Page 1 of 1
Partition Pruning on Date Columns Gotcha
Posted: Sat Aug 10, 2013 7:59 pm
by sramdram
If I create a table with a partition like
partition by date_trunc('day',dt) where dt is a timestamp columns...
then queries like
where dt >= date_trunc('day',current_timestamp) will be slower than
dt >= date_trunc('day',current_timestamp::timestamp)
This is also true for postgres...I would expect the Vertica optimizer to be smart about the partition key and be more efficient
Re: Partition Pruning on Date Columns Gotcha
Posted: Mon Aug 12, 2013 1:15 pm
by nnani
Hello sramdram,
While Vertica supports a maximum of 1024 partitions, few, if any, organizations will need to approach that maximum. Fewer partitions are likely to meet your business needs, while also ensuring maximum performance. Many customers, for example, partition their data by month, bringing their partition count to 12. Vertica recommends you keep the number of partitions between 10 and 20 to achieve excellent performance.
So partitioning by date is not recommended in Vertica
Thanks
Re: Partition Pruning on Date Columns Gotcha
Posted: Mon Aug 12, 2013 4:30 pm
by sramdram
I dont agree
Try purging a day's worth of 2 billion log entries on a daily basis without partitions.
You have to partition by date to have a smooth way to purge historical data.
Re: Partition Pruning on Date Columns Gotcha
Posted: Tue Aug 13, 2013 1:22 pm
by JimKnicely
How many historical days do you keep in the table? It's okay to partition by day if you only keep a significantly less number of actual days than 1,024
Re: Partition Pruning on Date Columns Gotcha
Posted: Wed Aug 14, 2013 11:28 am
by nnani
Agreed with Jim,
It all depends on the number of partitions / number of unique dates in your records.
Off course Partition pruning is the fastest way to delete data in Vertica, but you cannot exceed partitions to be more then 1024.

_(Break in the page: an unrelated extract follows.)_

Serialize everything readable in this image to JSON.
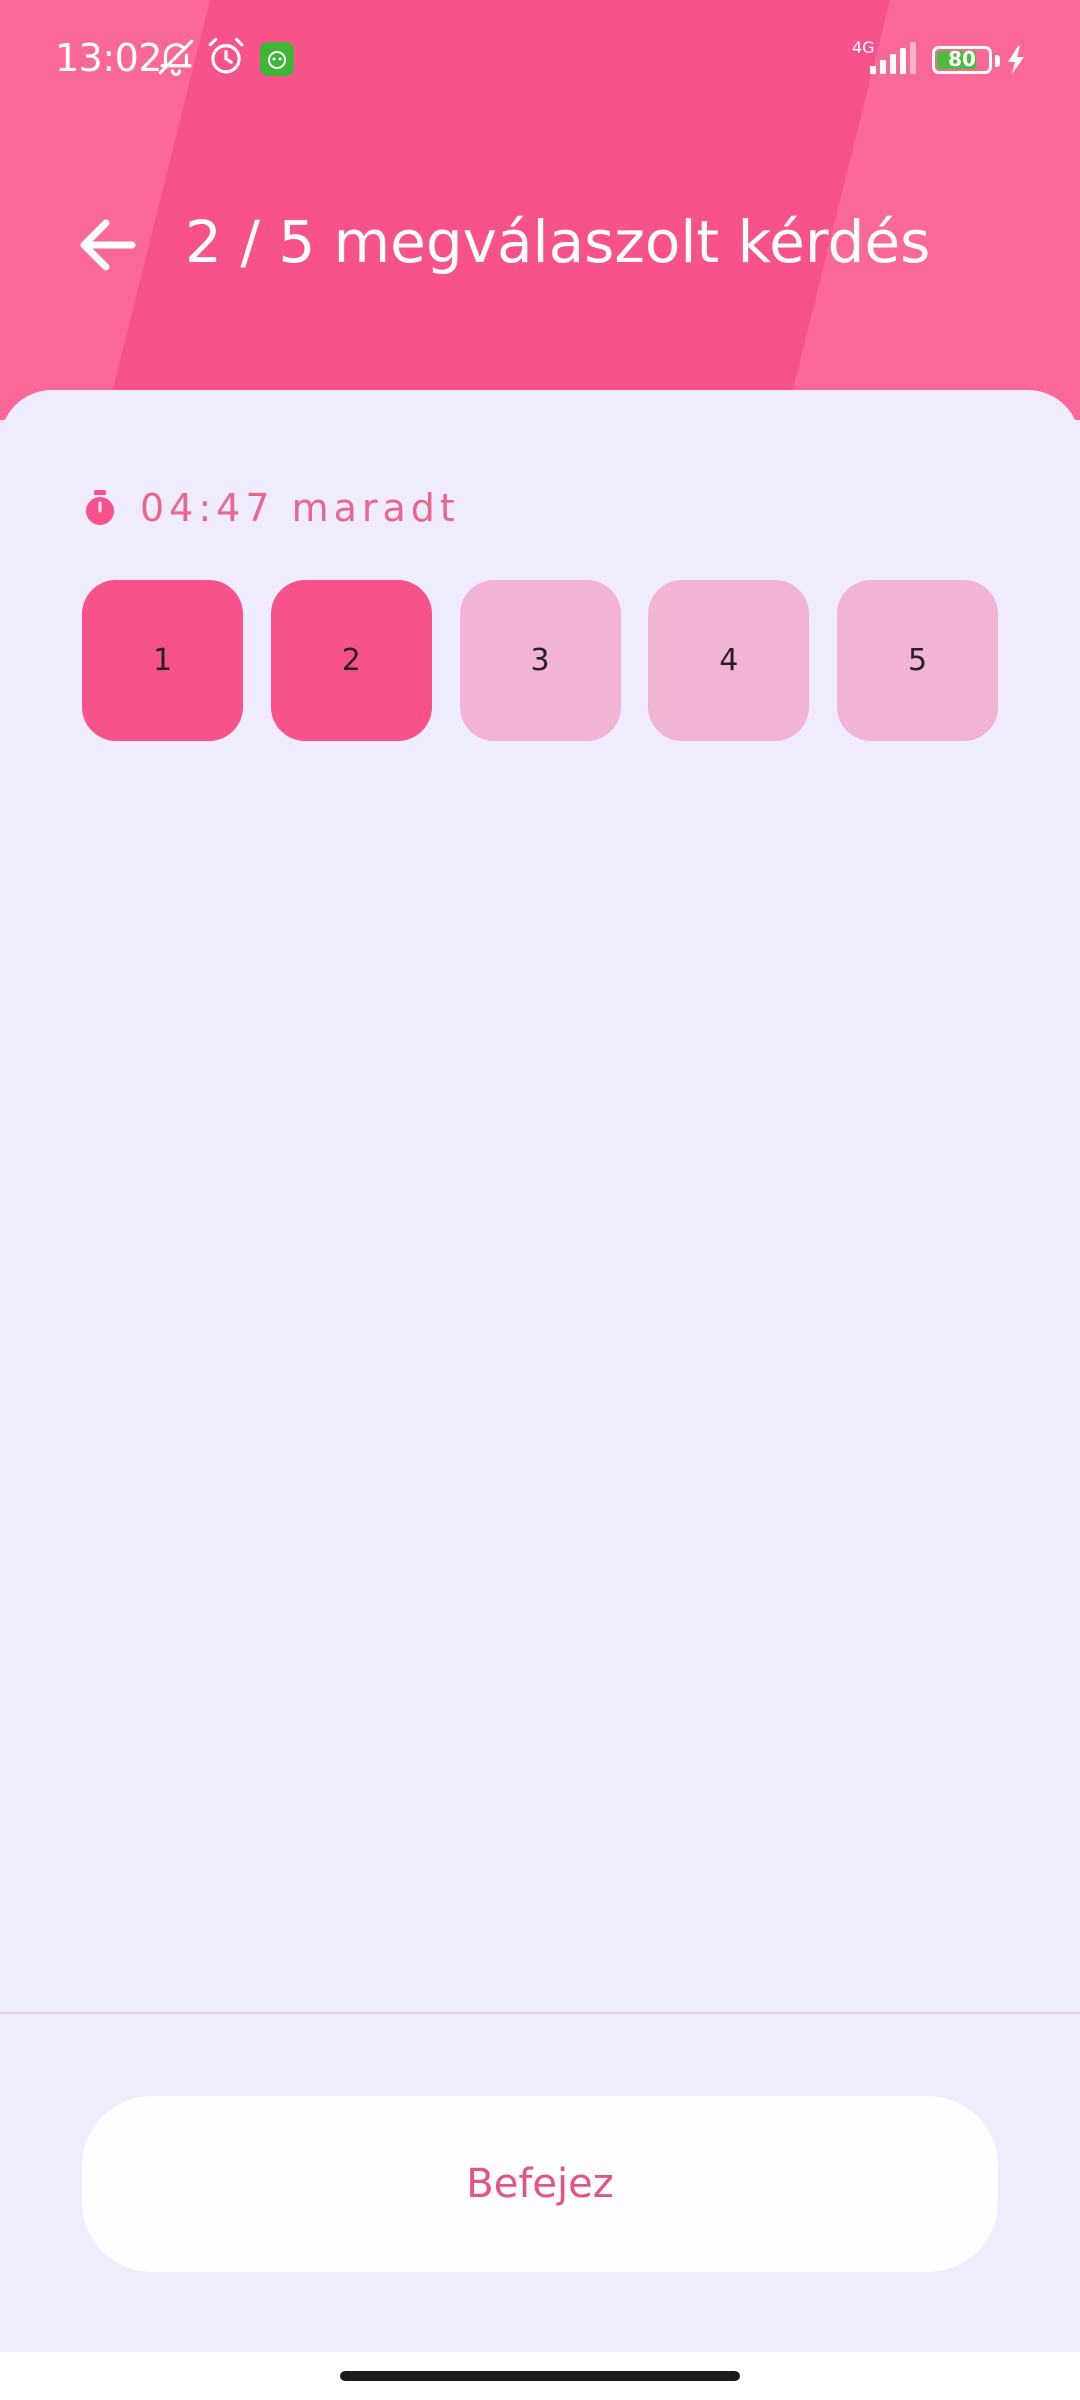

That means you can only have around 3 years of data in your table, So if your data retention policy for the project satisfies with the condition then it is the right choice for you.
Re: Partition Pruning on Date Columns Gotcha
Posted: Wed Apr 02, 2014 5:59 pm
by NorbertKrupa
If I'm partitioning by month, it should be a year + month as in the
documentation, correct?
Code: Select all
PARTITION BY EXTRACT(year FROM tdate)*100 + EXTRACT(month FROM tdate)
What is the difference between using date_part and EXTRACT?
Code: Select all
PARTITION BY (("#date_part"('year', table.tdate) * 100) + "#date_part"('month', table.tdate))
It seems that they're identical according to the
documentation